Skip to content

Super tankers: election fodder

Dear Editor,

It is election time again! And what a privilege to live in a democracy where the individual is given the opportunity to vote for his or her candidate of choice.

If I may be allowed to express an opinion this early in the campaign: as far as I can see it, the party system as we have inherited it from the 19th (and before) century is more or less meaningless and outdated.  Every party today knows that we must look after the poor and unemployed and those having fallen on hard times for whatever reason.

What is important in my opinion are the big issues or our time, and this is where the voter should voice their opinion and question the candidates at the pre-election meetings.

For me, there is one big issue federally. I would like to be assured that there will be no super oil tankers endangering our pristine inland waters of the northern west coast. If that dirty oil should and must go anywhere, it should go by land (pipeline) to the U.S., considering how tenuous the supply from the Middle East.  Since the U.S. is by far the most important trading partner, surely we must make sure the US. is supplied with oil and not to feed the three billion people of India and China with oil, so they can rival the lifestyle of a by-gone age of America that is increasingly unsustainable.

Ghandi once said: “God help India if they industrialize American fashion.”  He realized that if it takes $1 million of investment to create a pulp mill to create one job, there can never be enough money to create employment for everyone.
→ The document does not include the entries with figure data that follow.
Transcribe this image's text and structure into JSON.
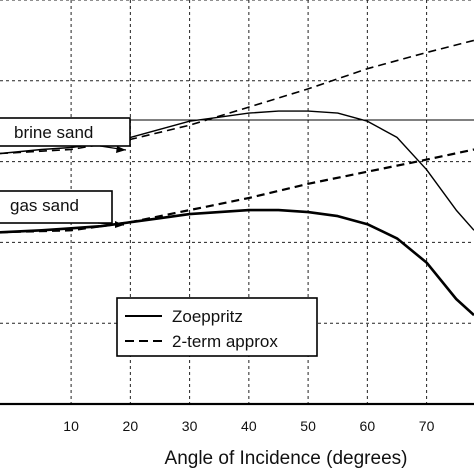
{
  "chart_data": {
    "type": "line",
    "xlabel": "Angle of Incidence (degrees)",
    "ylabel": "",
    "xlim": [
      -2,
      78
    ],
    "ylim": [
      0,
      1
    ],
    "x_ticks": [
      10,
      20,
      30,
      40,
      50,
      60,
      70
    ],
    "grid": true,
    "annotations": [
      "brine sand",
      "gas sand"
    ],
    "legend": {
      "position": "bottom-center",
      "entries": [
        {
          "label": "Zoeppritz",
          "style": "solid"
        },
        {
          "label": "2-term approx",
          "style": "dashed"
        }
      ]
    },
    "series": [
      {
        "group": "brine sand",
        "name": "Zoeppritz",
        "style": "solid",
        "x": [
          -2,
          5,
          10,
          15,
          20,
          25,
          30,
          35,
          40,
          45,
          50,
          55,
          60,
          65,
          70,
          75,
          78
        ],
        "y": [
          0.62,
          0.63,
          0.635,
          0.645,
          0.66,
          0.68,
          0.7,
          0.71,
          0.72,
          0.725,
          0.725,
          0.72,
          0.7,
          0.66,
          0.58,
          0.48,
          0.43
        ]
      },
      {
        "group": "brine sand",
        "name": "2-term approx",
        "style": "dashed",
        "x": [
          -2,
          10,
          20,
          30,
          40,
          50,
          60,
          70,
          78
        ],
        "y": [
          0.62,
          0.63,
          0.655,
          0.69,
          0.735,
          0.78,
          0.83,
          0.87,
          0.9
        ]
      },
      {
        "group": "gas sand",
        "name": "Zoeppritz",
        "style": "solid",
        "x": [
          -2,
          5,
          10,
          15,
          20,
          25,
          30,
          35,
          40,
          45,
          50,
          55,
          60,
          65,
          70,
          75,
          78
        ],
        "y": [
          0.425,
          0.43,
          0.435,
          0.44,
          0.45,
          0.46,
          0.47,
          0.475,
          0.48,
          0.48,
          0.475,
          0.465,
          0.445,
          0.41,
          0.35,
          0.26,
          0.22
        ]
      },
      {
        "group": "gas sand",
        "name": "2-term approx",
        "style": "dashed",
        "x": [
          -2,
          10,
          20,
          30,
          40,
          50,
          60,
          70,
          78
        ],
        "y": [
          0.425,
          0.43,
          0.45,
          0.48,
          0.51,
          0.545,
          0.575,
          0.605,
          0.63
        ]
      }
    ]
  }
}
Hence, these countries with these huge populations must find a solution in a lower tier economic system.

An old-fashioned and undisciplined American-inspired capitalist system that gave our generation an unheard of easy  life, but depended on the easy availability of oil and coal, that system is not sustainable, when you consider that China and India combined are almost ten times the population of the U.S..

No dirty Alberta oil in pipelines to the west coast to be shipped to Asia in super tankers three times the length of football fields.  The disasters of recent years should be warning enough.